The grenadiers of all corps had commenced the action, supported by us and other dragoons, but were repulsed. They rallied again, but were again driven back and forced to retire, under cover of several charges made by us and by the Black Hussars of Prussia.
"Well done, my own hussars—and well done the Scots Greys!" cried Prince Ferdinand, as we re-formed after a furious charge, without having a saddle emptied. "Colonel Preston, you ought to be proud of commanding such a regiment."
"I am proud," was the quiet reply of our old colonel.
In all this affair, our only loss was a single horse—mine, which was killed under me by a six-pound shot; but Prince Ferdinand was compelled to fall back, leaving five guns on the field, where the Prince of Ysembourg and two thousand of our soldiers were slain.

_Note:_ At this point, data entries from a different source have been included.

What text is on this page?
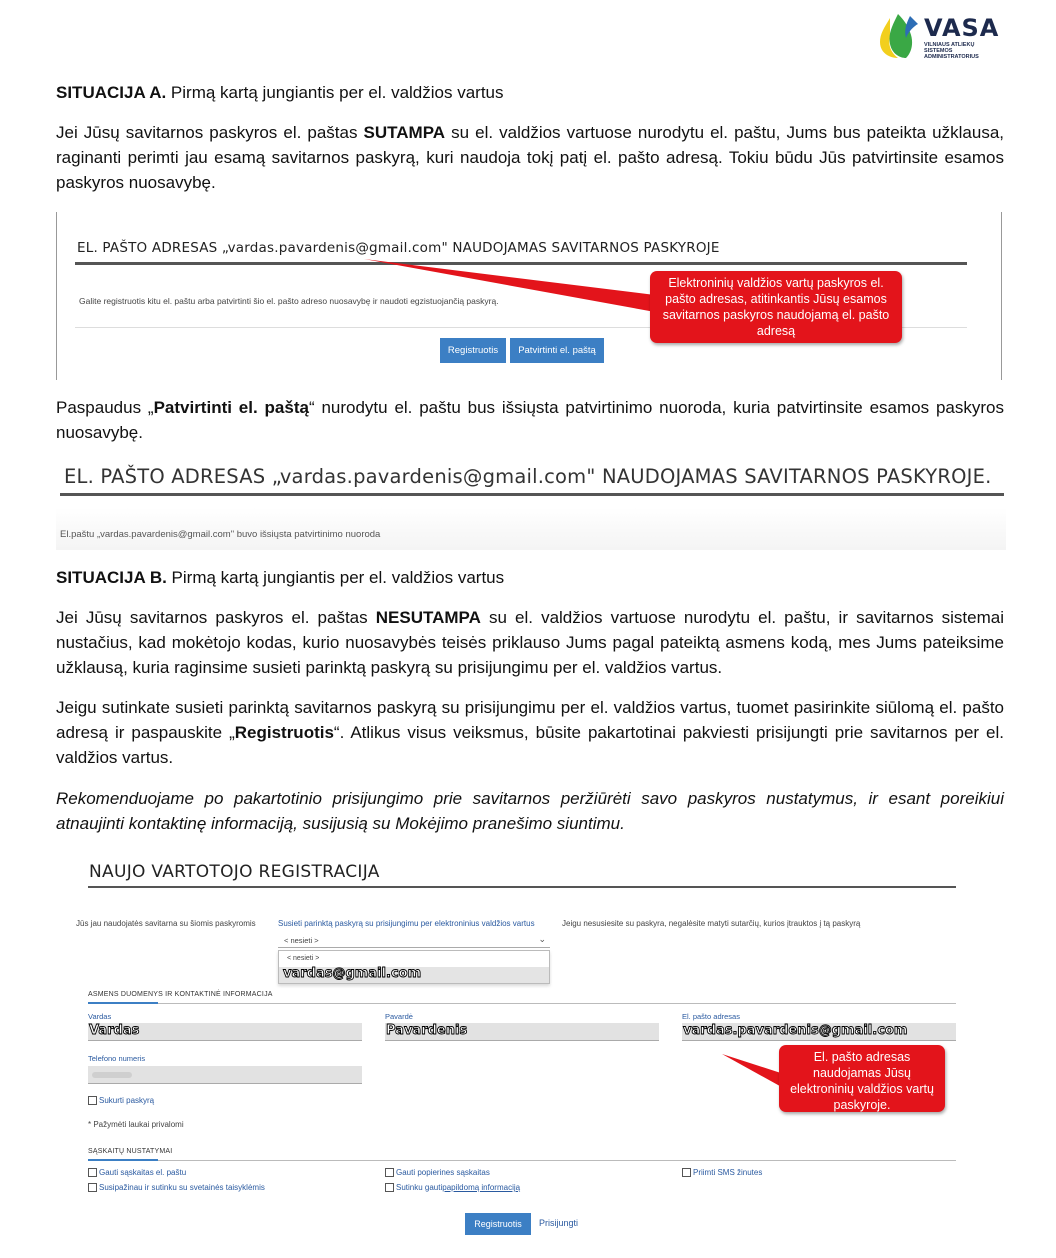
VASA
VILNIAUS ATLIEKŲ SISTEMOS ADMINISTRATORIUS
SITUACIJA A. Pirmą kartą jungiantis per el. valdžios vartus
Jei Jūsų savitarnos paskyros el. paštas SUTAMPA su el. valdžios vartuose nurodytu el. paštu, Jums bus pateikta užklausa, raginanti perimti jau esamą savitarnos paskyrą, kuri naudoja tokį patį el. pašto adresą. Tokiu būdu Jūs patvirtinsite esamos paskyros nuosavybę.
EL. PAŠTO ADRESAS „vardas.pavardenis@gmail.com" NAUDOJAMAS SAVITARNOS PASKYROJE
Galite registruotis kitu el. paštu arba patvirtinti šio el. pašto adreso nuosavybę ir naudoti egzistuojančią paskyrą.
Registruotis	Patvirtinti el. paštą
Elektroninių valdžios vartų paskyros el. pašto adresas, atitinkantis Jūsų esamos savitarnos paskyros naudojamą el. pašto adresą
Paspaudus „Patvirtinti el. paštą“ nurodytu el. paštu bus išsiųsta patvirtinimo nuoroda, kuria patvirtinsite esamos paskyros nuosavybę.
EL. PAŠTO ADRESAS „vardas.pavardenis@gmail.com" NAUDOJAMAS SAVITARNOS PASKYROJE.
El.paštu „vardas.pavardenis@gmail.com" buvo išsiųsta patvirtinimo nuoroda
SITUACIJA B. Pirmą kartą jungiantis per el. valdžios vartus
Jei Jūsų savitarnos paskyros el. paštas NESUTAMPA su el. valdžios vartuose nurodytu el. paštu, ir savitarnos sistemai nustačius, kad mokėtojo kodas, kurio nuosavybės teisės priklauso Jums pagal pateiktą asmens kodą, mes Jums pateiksime užklausą, kuria raginsime susieti parinktą paskyrą su prisijungimu per el. valdžios vartus.
Jeigu sutinkate susieti parinktą savitarnos paskyrą su prisijungimu per el. valdžios vartus, tuomet pasirinkite siūlomą el. pašto adresą ir paspauskite „Registruotis“. Atlikus visus veiksmus, būsite pakartotinai pakviesti prisijungti prie savitarnos per el. valdžios vartus.
Rekomenduojame po pakartotinio prisijungimo prie savitarnos peržiūrėti savo paskyros nustatymus, ir esant poreikiui atnaujinti kontaktinę informaciją, susijusią su Mokėjimo pranešimo siuntimu.
NAUJO VARTOTOJO REGISTRACIJA
Jūs jau naudojatės savitarna su šiomis paskyromis	Susieti parinktą paskyrą su prisijungimu per elektroninius valdžios vartus	Jeigu nesusiesite su paskyra, negalėsite matyti sutarčių, kurios įtrauktos į tą paskyrą
< nesieti >	⌄
< nesieti >
vardas@gmail.com
ASMENS DUOMENYS IR KONTAKTINĖ INFORMACIJA
Vardas
Vardas
Pavardė
Pavardenis
El. pašto adresas
vardas.pavardenis@gmail.com
Telefono numeris
Sukurti paskyrą
* Pažymėti laukai privalomi
SĄSKAITŲ NUSTATYMAI
Gauti sąskaitas el. paštu	Gauti popierines sąskaitas	Priimti SMS žinutes
Susipažinau ir sutinku su svetainės taisyklėmis	Sutinku gauti papildomą informaciją
Registruotis	Prisijungti
El. pašto adresas naudojamas Jūsų elektroninių valdžios vartų paskyroje.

By this victory the French army was plentifully supplied with provisions of every kind, while we suffered greatly by the lack of food and forage. By it, also, their armies formed a junction and advanced together under the command of Maréchal de Contades, while Prince Ferdinand, with his British and Hanoverians, had to retire, leaving garrisons in Rothenburg, Munster, and Minden, to cover his retreat.
But vain were these precautions!
Rothenburg was surprised by the Duc de Broglie; his brother the Count de Broglie, and his nephew the Count de Bourgneuf, "with sixteen companies of grenadiers, one thousand four hundred infantry, the regiments of Schomberg, Nassau and Fischer," took Minden by assault, and found therein ninety-four thousand sacks of grain. Then Munster, though bravely defended by four thousand men, fell after a short but sharp siege. It was severely, I may say savagely, proposed by de Bourgneuf, to put all in Minden to the sword, on the plea that the garrison of a place taken by assault had no right to be received as prisoners of war; "but," as a newspaper informs us, "General Zastrow and his men owed their safety to the noble generosity of the Duke and Count de Broglie."
Considering the conquest of Hanover as certain, the court of Versailles was now occupied mainly by considering how that Electorate should be secured to France for the future, when we advanced to have a trial of strength with their armies on the glorious, and, to us, ever memorable plains of Minden.
Prior to this, my friend Tom Kirkton had been promoted to the rank of cornet and adjutant, for taking prisoner with his own hand, during our first charge at Bergen, the Comte de Lusignan, a Maréchal de Camp.